The fungus cannot grow at warm temperatures, so scientists have long wondered how it survived over the summer. The new study sheds light on this mystery, proving that the fungus can survive over the summer in the cool soil of the caves and mines where bats hibernate.
The researchers analyzed soil samples collected during the summer (when bats were absent) from 14 caves and mines in which bats had been observed with white-nose syndrome, and they found viable samples of the fungus, called Geomyces destructans.
White-nose syndrome has killed millions of bats in at least seven species since it was first detected in North America in 2006. From an epicenter in New York state, it has spread into New England, West Virginia, Missouri and Canada north of Michigan's Upper Peninsula. The disease has not yet appeared in Wisconsin.

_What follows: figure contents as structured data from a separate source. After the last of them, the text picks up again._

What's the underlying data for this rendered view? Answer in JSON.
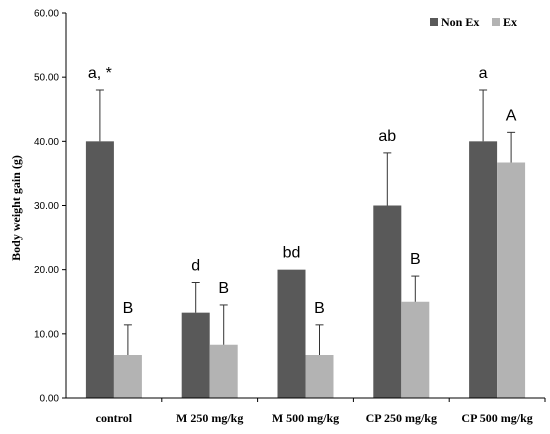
{
  "chart_data": {
    "type": "bar",
    "title": "",
    "xlabel": "",
    "ylabel": "Body weight gain (g)",
    "ylim": [
      0,
      60
    ],
    "yticks": [
      "0.00",
      "10.00",
      "20.00",
      "30.00",
      "40.00",
      "50.00",
      "60.00"
    ],
    "ytick_values": [
      0,
      10,
      20,
      30,
      40,
      50,
      60
    ],
    "grid": false,
    "legend_position": "top-right",
    "categories": [
      "control",
      "M 250 mg/kg",
      "M 500 mg/kg",
      "CP 250 mg/kg",
      "CP 500 mg/kg"
    ],
    "series": [
      {
        "name": "Non Ex",
        "color": "#595959",
        "values": [
          40.0,
          13.3,
          20.0,
          30.0,
          40.0
        ],
        "errors": [
          8.0,
          4.7,
          0.0,
          8.2,
          8.0
        ],
        "annotations": [
          "a, *",
          "d",
          "bd",
          "ab",
          "a"
        ]
      },
      {
        "name": "Ex",
        "color": "#b3b3b3",
        "values": [
          6.7,
          8.3,
          6.7,
          15.0,
          36.7
        ],
        "errors": [
          4.7,
          6.2,
          4.7,
          4.0,
          4.7
        ],
        "annotations": [
          "B",
          "B",
          "B",
          "B",
          "A"
        ]
      }
    ]
  }
}
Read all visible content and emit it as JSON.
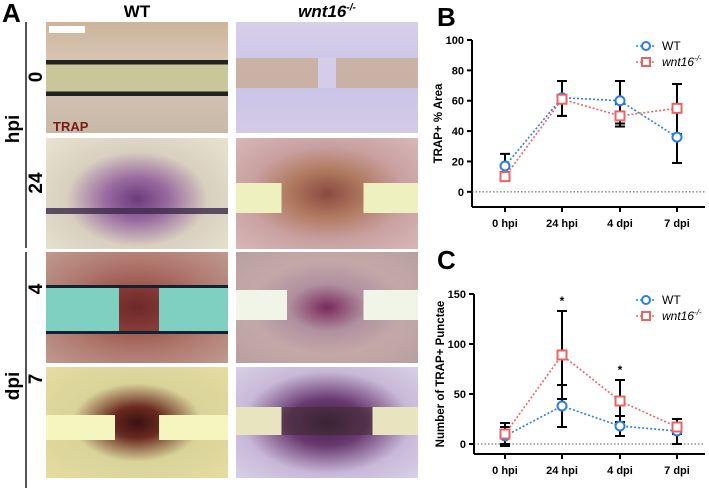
{
  "panel_a": {
    "letter": "A",
    "col_wt": "WT",
    "col_mut": "wnt16",
    "col_mut_sup": "-/-",
    "group_hpi": "hpi",
    "group_dpi": "dpi",
    "rows": [
      "0",
      "24",
      "4",
      "7"
    ],
    "stain_label": "TRAP"
  },
  "colors": {
    "wt": "#2a7de1",
    "mut": "#e86464"
  },
  "chart_data": [
    {
      "panel": "B",
      "type": "line",
      "ylabel": "TRAP+ % Area",
      "categories": [
        "0 hpi",
        "24 hpi",
        "4 dpi",
        "7 dpi"
      ],
      "ylim": [
        -10,
        100
      ],
      "yticks": [
        0,
        20,
        40,
        60,
        80,
        100
      ],
      "legend": "top-right",
      "reference_line": 0,
      "series": [
        {
          "name": "WT",
          "values": [
            17,
            62,
            60,
            36
          ],
          "err_low": [
            10,
            50,
            45,
            19
          ],
          "err_high": [
            25,
            73,
            73,
            54
          ]
        },
        {
          "name": "wnt16-/-",
          "values": [
            10,
            61,
            50,
            55
          ],
          "err_low": [
            8,
            50,
            43,
            38
          ],
          "err_high": [
            13,
            73,
            58,
            71
          ]
        }
      ],
      "annotations": []
    },
    {
      "panel": "C",
      "type": "line",
      "ylabel": "Number of TRAP+ Punctae",
      "categories": [
        "0 hpi",
        "24 hpi",
        "4 dpi",
        "7 dpi"
      ],
      "ylim": [
        -10,
        150
      ],
      "yticks": [
        0,
        50,
        100,
        150
      ],
      "legend": "top-right",
      "reference_line": 0,
      "series": [
        {
          "name": "WT",
          "values": [
            8,
            38,
            18,
            13
          ],
          "err_low": [
            0,
            17,
            8,
            0
          ],
          "err_high": [
            17,
            59,
            28,
            25
          ]
        },
        {
          "name": "wnt16-/-",
          "values": [
            10,
            89,
            43,
            17
          ],
          "err_low": [
            -2,
            45,
            22,
            10
          ],
          "err_high": [
            21,
            133,
            64,
            25
          ]
        }
      ],
      "annotations": [
        {
          "category": "24 hpi",
          "text": "*"
        },
        {
          "category": "4 dpi",
          "text": "*"
        }
      ]
    }
  ]
}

Although the new study did not assess how effectively the soil-borne samples could cause disease in bats, they probably can, says Lorch. "Other studies, along with some of our current work, show that isolates we have found in North America are genetically identical, so there is no reason to think the fungus found in the soil would be less virulent. However, it would require additional experimentation to confirm that."
The study reveals the challenges involved in repopulating caves after bats have been wiped out by white-nose syndrome, says Lorch. "A lot of people were wondering whether the bats would eventually recolonize caves they had disappeared from due to the disease. It now appears as though this may be a challenge for susceptible bats because the pathogen is living in the soil."
The results also support current disease management recommendations to limit access to caves, Lorch adds. "Some of the states have put restrictions on entry into caves or require those entering to decontaminate gear and clothing to prevent transmission. We cultured the fungus from 200 milligrams of soil, and that amount could easily be transported in the tread of a boot. So even if a cave does not have bats, there is still a risk that people going in could spread the fungus."
Based upon analysis of samples from 55 bat hibernation sites, the scientists also found that the fungus was present in caves and mines where the disease had been found, but not in disease-free sites. Therefore, this study supports other ongoing work indicating that G. destructans is probably not native to North America but rather was introduced from Europe.
Still to be determined is why a few bats survive white-nose syndrome. "We have documented the recovery of some bats, and we might speculate that this has to do with the environmental conditions in which the bats chose to hibernate," says Blehert, who is also an honorary associate in the UW-Madison School of Veterinary Medicine.
When bats hibernate at near-freezing conditions, fungal growth is much slower than at temperatures just a few degrees warmer, and it could be that the survivors have the habit of hibernating in colder conditions.
This might be good news for the bats, Blehert adds, because if inherited, this behavior could eventually protect some American bats from the fatal fungus.